Cette situation est d’autant plus incohérente dans l’enseignement supérieur, puisque selon la loi sur le handicap de février 2005, les établissements qui accueillent des étudiants handicapés doivent assurer « leur formation en mettant en œuvre les aménagements nécessaires à leur situation dans l'organisation, le déroulement et l'accompagnement de leurs études ». Comment peut-il en être ainsi alors que si peu d’entre eux sont habilités et que le gouvernement de leur facilite pas la tâche ?

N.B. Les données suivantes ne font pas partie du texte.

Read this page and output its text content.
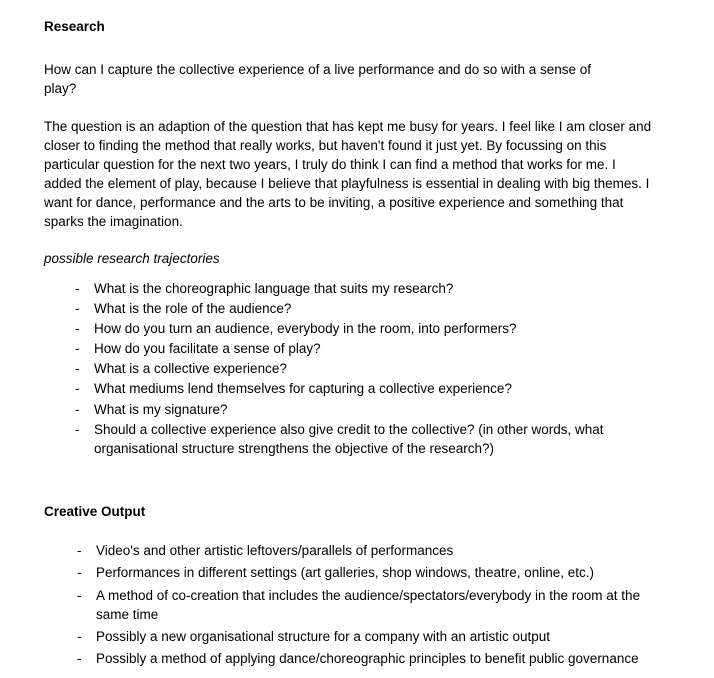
Research

How can I capture the collective experience of a live performance and do so with a sense of play?

The question is an adaption of the question that has kept me busy for years. I feel like I am closer and closer to finding the method that really works, but haven't found it just yet. By focussing on this particular question for the next two years, I truly do think I can find a method that works for me. I added the element of play, because I believe that playfulness is essential in dealing with big themes. I want for dance, performance and the arts to be inviting, a positive experience and something that sparks the imagination.

possible research trajectories

- What is the choreographic language that suits my research?
- What is the role of the audience?
- How do you turn an audience, everybody in the room, into performers?
- How do you facilitate a sense of play?
- What is a collective experience?
- What mediums lend themselves for capturing a collective experience?
- What is my signature?
- Should a collective experience also give credit to the collective? (in other words, what organisational structure strengthens the objective of the research?)
Creative Output
- Video's and other artistic leftovers/parallels of performances
- Performances in different settings (art galleries, shop windows, theatre, online, etc.)
- A method of co-creation that includes the audience/spectators/everybody in the room at the same time
- Possibly a new organisational structure for a company with an artistic output
- Possibly a method of applying dance/choreographic principles to benefit public governance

Le 22 décembre, le gouvernement publiait un décret pour transposer la directive européenne autorisant les échanges transfrontaliers de livres adaptés, ratifiant ainsi le traité de Marrakech. Pourtant alerté par les associations d’aveugles et de bibliothécaires, il ne s’est pas saisi de l’occasion pour revoir la réglementation actuelle et faire en sorte que les bibliothèques publiques et universitaires disposent d’un environnement favorable pour fournir aux déficients visuels les mêmes services qu’à tout un chacun.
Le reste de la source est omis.